Par avis du comité régional de reconnaissance des maladies professionnelles, sa maladie a été reconnue d'origine professionnelle de sorte que la caisse primaire a notifié à l'employeur le 20 septembre 2018 sa décision de prise en charge.
La commission de recours amiable a rejeté par décision du 20 décembre 2018 le recours de l'association.
Par un jugement du 3 juin 2020, le tribunal judiciaire de Boulogne-sur-Mer a déclaré cette décision inopposable à l'employeur.
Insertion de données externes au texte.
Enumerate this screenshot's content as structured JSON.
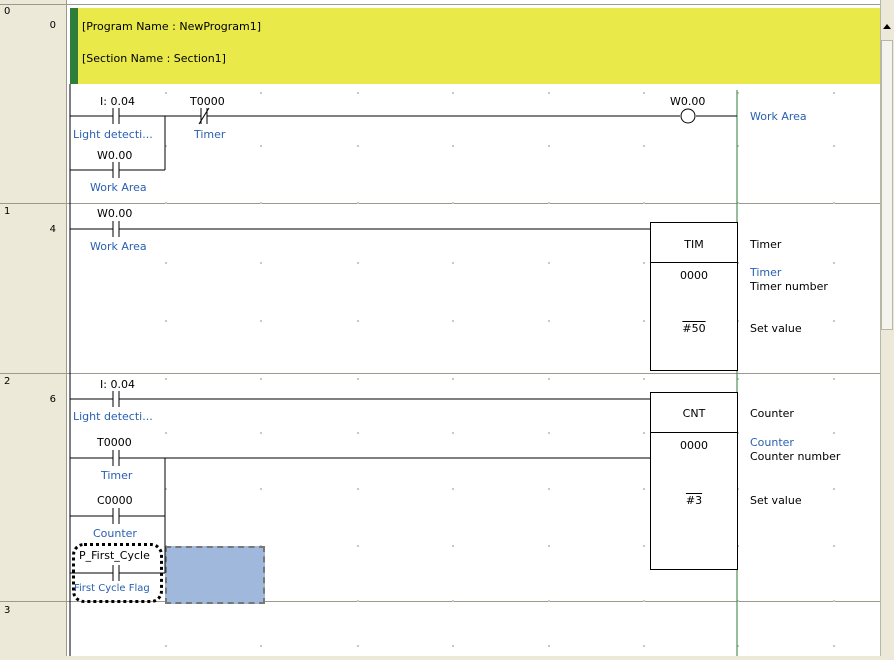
{
  "header": {
    "program_name": "[Program Name : NewProgram1]",
    "section_name": "[Section Name : Section1]"
  },
  "rungs": [
    {
      "rung": "0",
      "step": "0"
    },
    {
      "rung": "1",
      "step": "4"
    },
    {
      "rung": "2",
      "step": "6"
    },
    {
      "rung": "3",
      "step": ""
    }
  ],
  "contacts": {
    "r0_light": {
      "address": "I: 0.04",
      "comment": "Light detecti..."
    },
    "r0_timer": {
      "address": "T0000",
      "comment": "Timer"
    },
    "r0_selfhold": {
      "address": "W0.00",
      "comment": "Work Area"
    },
    "r0_coil": {
      "address": "W0.00",
      "comment": "Work Area"
    },
    "r1_work": {
      "address": "W0.00",
      "comment": "Work Area"
    },
    "r2_light": {
      "address": "I: 0.04",
      "comment": "Light detecti..."
    },
    "r2_timer": {
      "address": "T0000",
      "comment": "Timer"
    },
    "r2_counter": {
      "address": "C0000",
      "comment": "Counter"
    },
    "r2_firstcycle": {
      "address": "P_First_Cycle",
      "comment": "First Cycle Flag"
    }
  },
  "tim_block": {
    "name": "TIM",
    "operand": "0000",
    "setvalue": "#50",
    "label": "Timer",
    "operand_comment": "Timer",
    "operand_desc": "Timer number",
    "setvalue_desc": "Set value"
  },
  "cnt_block": {
    "name": "CNT",
    "operand": "0000",
    "setvalue": "#3",
    "label": "Counter",
    "operand_comment": "Counter",
    "operand_desc": "Counter number",
    "setvalue_desc": "Set value"
  },
  "colors": {
    "header": "#e9e94a",
    "header_strip": "#2f7d3a",
    "comment_text": "#2a60b0",
    "selection": "#9fb8dc",
    "right_rail": "#2f7d3a"
  }
}
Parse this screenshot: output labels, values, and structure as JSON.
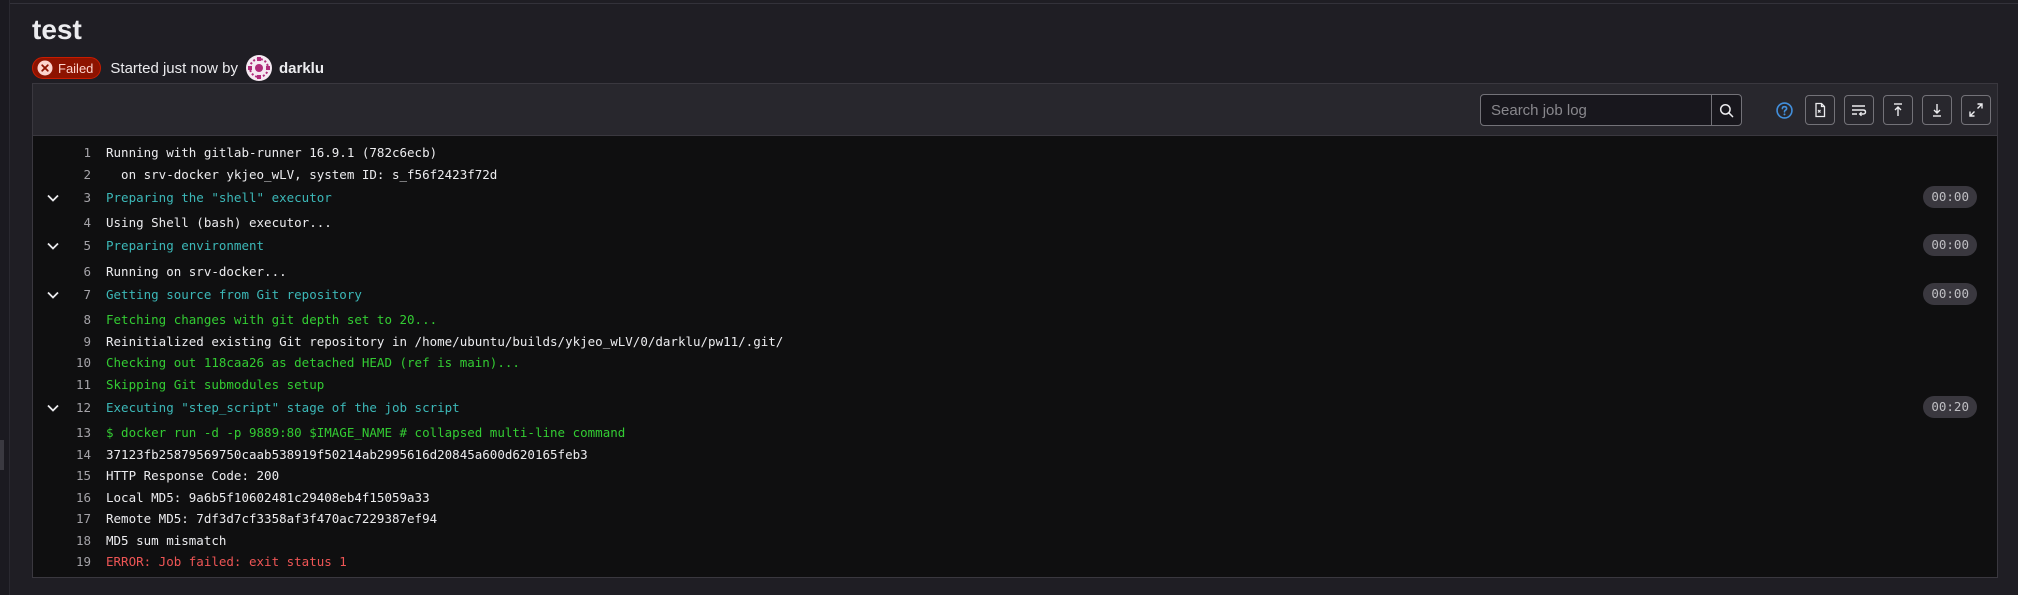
{
  "job": {
    "title": "test",
    "status": "Failed",
    "started_text": "Started just now by",
    "user": "darklu"
  },
  "toolbar": {
    "search_placeholder": "Search job log",
    "icons": [
      "search-icon",
      "help-icon",
      "raw-log-icon",
      "wrap-lines-icon",
      "scroll-top-icon",
      "scroll-bottom-icon",
      "fullscreen-icon"
    ]
  },
  "log": [
    {
      "n": "1",
      "text": "Running with gitlab-runner 16.9.1 (782c6ecb)",
      "color": "default"
    },
    {
      "n": "2",
      "text": "  on srv-docker ykjeo_wLV, system ID: s_f56f2423f72d",
      "color": "default"
    },
    {
      "n": "3",
      "text": "Preparing the \"shell\" executor",
      "color": "cyan",
      "section": true,
      "duration": "00:00"
    },
    {
      "n": "4",
      "text": "Using Shell (bash) executor...",
      "color": "default"
    },
    {
      "n": "5",
      "text": "Preparing environment",
      "color": "cyan",
      "section": true,
      "duration": "00:00"
    },
    {
      "n": "6",
      "text": "Running on srv-docker...",
      "color": "default"
    },
    {
      "n": "7",
      "text": "Getting source from Git repository",
      "color": "cyan",
      "section": true,
      "duration": "00:00"
    },
    {
      "n": "8",
      "text": "Fetching changes with git depth set to 20...",
      "color": "green"
    },
    {
      "n": "9",
      "text": "Reinitialized existing Git repository in /home/ubuntu/builds/ykjeo_wLV/0/darklu/pw11/.git/",
      "color": "default"
    },
    {
      "n": "10",
      "text": "Checking out 118caa26 as detached HEAD (ref is main)...",
      "color": "green"
    },
    {
      "n": "11",
      "text": "Skipping Git submodules setup",
      "color": "green"
    },
    {
      "n": "12",
      "text": "Executing \"step_script\" stage of the job script",
      "color": "cyan",
      "section": true,
      "duration": "00:20"
    },
    {
      "n": "13",
      "text": "$ docker run -d -p 9889:80 $IMAGE_NAME # collapsed multi-line command",
      "color": "green"
    },
    {
      "n": "14",
      "text": "37123fb25879569750caab538919f50214ab2995616d20845a600d620165feb3",
      "color": "default"
    },
    {
      "n": "15",
      "text": "HTTP Response Code: 200",
      "color": "default"
    },
    {
      "n": "16",
      "text": "Local MD5: 9a6b5f10602481c29408eb4f15059a33",
      "color": "default"
    },
    {
      "n": "17",
      "text": "Remote MD5: 7df3d7cf3358af3f470ac7229387ef94",
      "color": "default"
    },
    {
      "n": "18",
      "text": "MD5 sum mismatch",
      "color": "default"
    },
    {
      "n": "19",
      "text": "ERROR: Job failed: exit status 1",
      "color": "red"
    }
  ],
  "colors": {
    "failed_badge_bg": "#8d1300",
    "log_cyan": "#3cb8b8",
    "log_green": "#33cc33",
    "log_red": "#ee5555"
  }
}
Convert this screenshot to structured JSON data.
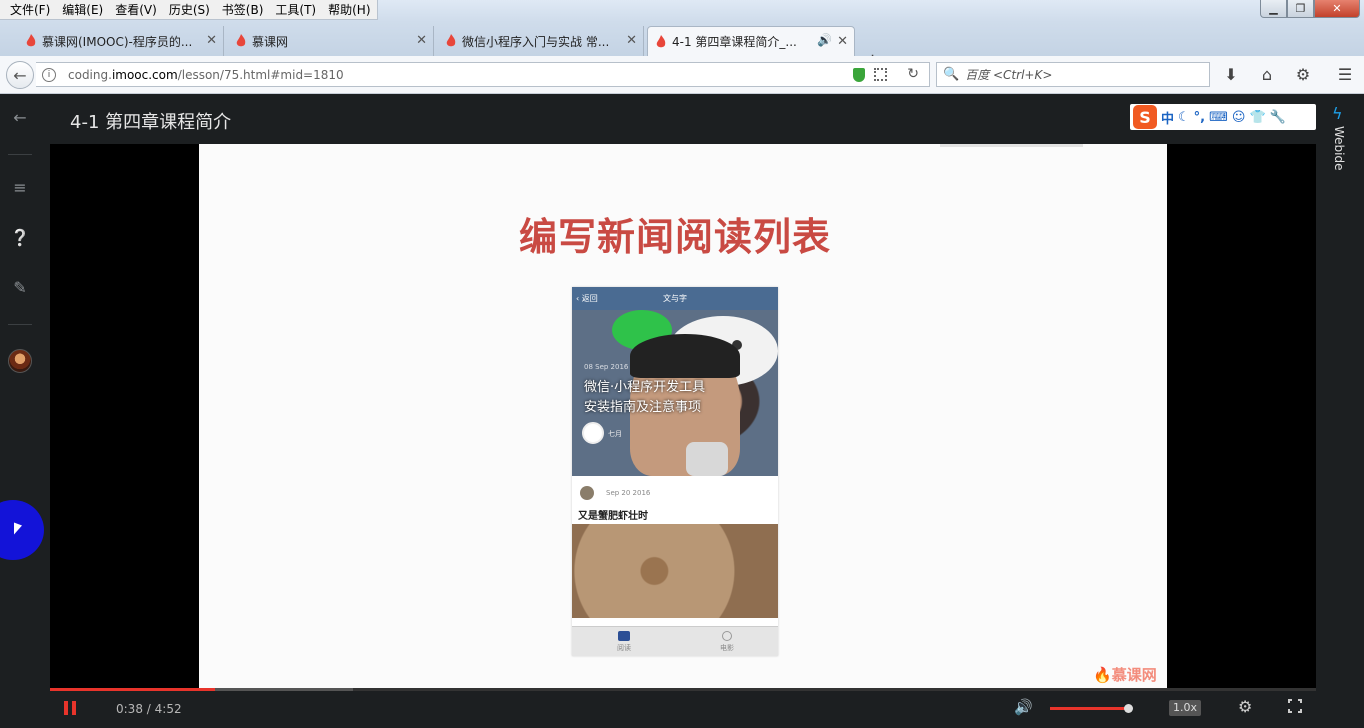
{
  "menubar": {
    "items": [
      "文件(F)",
      "编辑(E)",
      "查看(V)",
      "历史(S)",
      "书签(B)",
      "工具(T)",
      "帮助(H)"
    ]
  },
  "tabs": [
    {
      "label": "慕课网(IMOOC)-程序员的..."
    },
    {
      "label": "慕课网"
    },
    {
      "label": "微信小程序入门与实战 常..."
    },
    {
      "label": "4-1 第四章课程简介_..."
    }
  ],
  "navbar": {
    "url_prefix": "coding.",
    "url_domain": "imooc.com",
    "url_suffix": "/lesson/75.html#mid=1810",
    "search_placeholder": "百度 <Ctrl+K>"
  },
  "page": {
    "lesson_title": "4-1 第四章课程简介",
    "ime_char": "中",
    "right_panel_label": "Webide"
  },
  "slide": {
    "title": "编写新闻阅读列表",
    "logo": "慕课网",
    "phone": {
      "nav_back": "返回",
      "nav_title": "文与字",
      "hero_date": "08 Sep 2016",
      "hero_title_line1": "微信·小程序开发工具",
      "hero_title_line2": "安装指南及注意事项",
      "hero_author": "七月",
      "item_date": "Sep 20 2016",
      "item_title": "又是蟹肥虾壮时",
      "tab_read": "阅读",
      "tab_movie": "电影"
    }
  },
  "player": {
    "current_time": "0:38",
    "separator": "/",
    "duration": "4:52",
    "rate": "1.0x",
    "progress": 0.13,
    "volume": 0.95
  },
  "colors": {
    "accent": "#e8342b",
    "slide_title": "#c94a43",
    "ime_brand": "#f15a22"
  }
}
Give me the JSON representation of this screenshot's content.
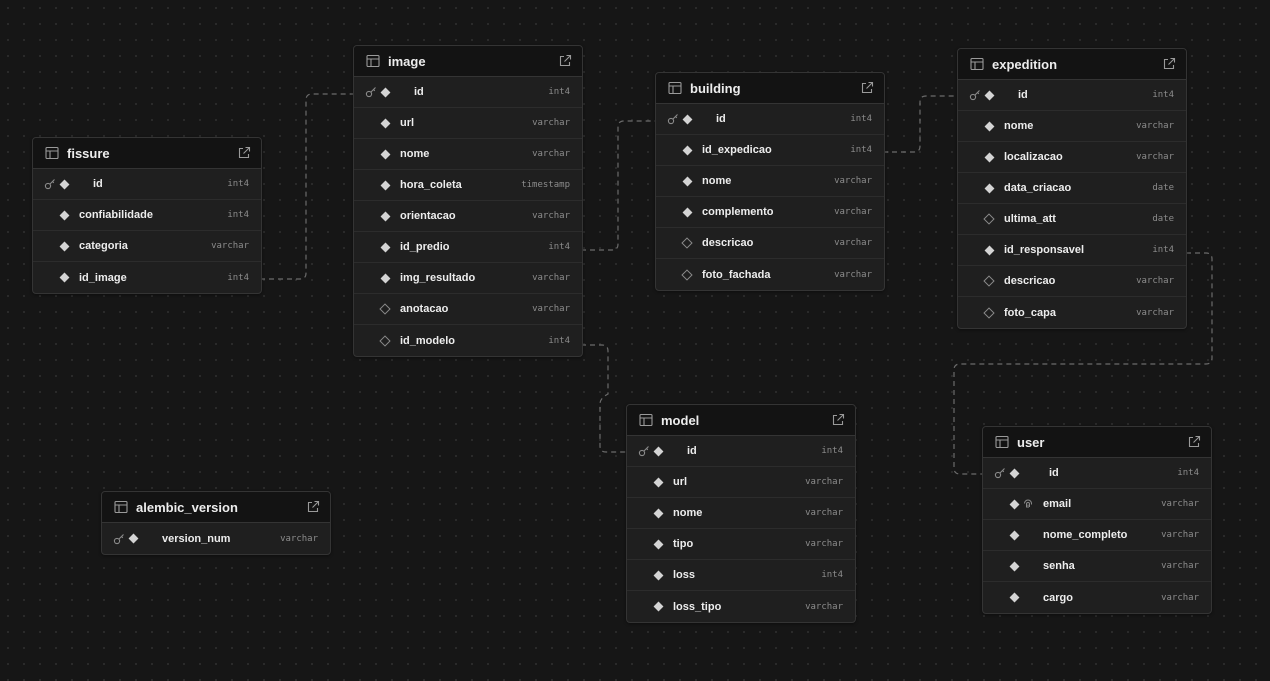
{
  "tables": {
    "fissure": {
      "name": "fissure",
      "columns": [
        {
          "name": "id",
          "type": "int4",
          "pk": true,
          "nullable": false
        },
        {
          "name": "confiabilidade",
          "type": "int4",
          "pk": false,
          "nullable": false
        },
        {
          "name": "categoria",
          "type": "varchar",
          "pk": false,
          "nullable": false
        },
        {
          "name": "id_image",
          "type": "int4",
          "pk": false,
          "nullable": false
        }
      ]
    },
    "image": {
      "name": "image",
      "columns": [
        {
          "name": "id",
          "type": "int4",
          "pk": true,
          "nullable": false
        },
        {
          "name": "url",
          "type": "varchar",
          "pk": false,
          "nullable": false
        },
        {
          "name": "nome",
          "type": "varchar",
          "pk": false,
          "nullable": false
        },
        {
          "name": "hora_coleta",
          "type": "timestamp",
          "pk": false,
          "nullable": false
        },
        {
          "name": "orientacao",
          "type": "varchar",
          "pk": false,
          "nullable": false
        },
        {
          "name": "id_predio",
          "type": "int4",
          "pk": false,
          "nullable": false
        },
        {
          "name": "img_resultado",
          "type": "varchar",
          "pk": false,
          "nullable": false
        },
        {
          "name": "anotacao",
          "type": "varchar",
          "pk": false,
          "nullable": true
        },
        {
          "name": "id_modelo",
          "type": "int4",
          "pk": false,
          "nullable": true
        }
      ]
    },
    "building": {
      "name": "building",
      "columns": [
        {
          "name": "id",
          "type": "int4",
          "pk": true,
          "nullable": false
        },
        {
          "name": "id_expedicao",
          "type": "int4",
          "pk": false,
          "nullable": false
        },
        {
          "name": "nome",
          "type": "varchar",
          "pk": false,
          "nullable": false
        },
        {
          "name": "complemento",
          "type": "varchar",
          "pk": false,
          "nullable": false
        },
        {
          "name": "descricao",
          "type": "varchar",
          "pk": false,
          "nullable": true
        },
        {
          "name": "foto_fachada",
          "type": "varchar",
          "pk": false,
          "nullable": true
        }
      ]
    },
    "expedition": {
      "name": "expedition",
      "columns": [
        {
          "name": "id",
          "type": "int4",
          "pk": true,
          "nullable": false
        },
        {
          "name": "nome",
          "type": "varchar",
          "pk": false,
          "nullable": false
        },
        {
          "name": "localizacao",
          "type": "varchar",
          "pk": false,
          "nullable": false
        },
        {
          "name": "data_criacao",
          "type": "date",
          "pk": false,
          "nullable": false
        },
        {
          "name": "ultima_att",
          "type": "date",
          "pk": false,
          "nullable": true
        },
        {
          "name": "id_responsavel",
          "type": "int4",
          "pk": false,
          "nullable": false
        },
        {
          "name": "descricao",
          "type": "varchar",
          "pk": false,
          "nullable": true
        },
        {
          "name": "foto_capa",
          "type": "varchar",
          "pk": false,
          "nullable": true
        }
      ]
    },
    "model": {
      "name": "model",
      "columns": [
        {
          "name": "id",
          "type": "int4",
          "pk": true,
          "nullable": false
        },
        {
          "name": "url",
          "type": "varchar",
          "pk": false,
          "nullable": false
        },
        {
          "name": "nome",
          "type": "varchar",
          "pk": false,
          "nullable": false
        },
        {
          "name": "tipo",
          "type": "varchar",
          "pk": false,
          "nullable": false
        },
        {
          "name": "loss",
          "type": "int4",
          "pk": false,
          "nullable": false
        },
        {
          "name": "loss_tipo",
          "type": "varchar",
          "pk": false,
          "nullable": false
        }
      ]
    },
    "user": {
      "name": "user",
      "columns": [
        {
          "name": "id",
          "type": "int4",
          "pk": true,
          "nullable": false
        },
        {
          "name": "email",
          "type": "varchar",
          "pk": false,
          "nullable": false,
          "unique": true
        },
        {
          "name": "nome_completo",
          "type": "varchar",
          "pk": false,
          "nullable": false
        },
        {
          "name": "senha",
          "type": "varchar",
          "pk": false,
          "nullable": false
        },
        {
          "name": "cargo",
          "type": "varchar",
          "pk": false,
          "nullable": false
        }
      ]
    },
    "alembic_version": {
      "name": "alembic_version",
      "columns": [
        {
          "name": "version_num",
          "type": "varchar",
          "pk": true,
          "nullable": false
        }
      ]
    }
  },
  "relations": [
    {
      "from": "fissure.id_image",
      "to": "image.id"
    },
    {
      "from": "image.id_predio",
      "to": "building.id"
    },
    {
      "from": "image.id_modelo",
      "to": "model.id"
    },
    {
      "from": "building.id_expedicao",
      "to": "expedition.id"
    },
    {
      "from": "expedition.id_responsavel",
      "to": "user.id"
    }
  ],
  "icons": {
    "table_header": "table-icon",
    "open_table": "external-link-icon",
    "primary_key": "key-icon",
    "required": "filled-diamond-icon",
    "nullable": "hollow-diamond-icon",
    "unique": "fingerprint-icon"
  },
  "colors": {
    "canvas": "#161616",
    "card": "#1f1f1f",
    "header": "#131313",
    "edge": "#6b6b6b"
  }
}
Une première visite de reprise a été organisée le 15 septembre 2021 à la suite de laquelle le médecin du travail a indiqué :
'Inaptitude au poste de responsable administrative et sociale. Restrictions liées aux difficultés de concentration, responsabilité du poste, aux interactions sociales. Etude de poste programmée le 28/09/2021 et deuxième visite le 29/09/2021. D'ores et déjà pas de reclassement envisagé'.
Lors de la seconde visite de reprise du 29 septembre 2021, Mme [C] a été déclarée inapte à son poste de responsable administrative et sociale avec la précision que 'tout maintien dans un emploi serait gravement préjudiciable à sa santé'.
Contestant l'avis d'inaptitude, l'association a demandé au conseil de prud'hommes d'organiser une mesure d'instruction confiée au médecin inspecteur du travail.
Par un jugement du 26 novembre 2021, elle a été déboutée de cette demande.
Par lettre du 9 décembre 2021, l'intéressée a été licenciée pour inaptitude et impossibilité de reclassement.
Par requête du 28 avril 2022, réceptionnée le 29 avril, cette dernière a saisi la juridiction prud'homale d'une demande en nullité au titre d'un harcèlement moral ainsi qu'en dommages-intérêts tant pour le préjudice consécutif au harcèlement que pour celui tiré de la délivrance de l'attestation destinée à Pôle emploi ne mentionnant pas sa qualité de cadre.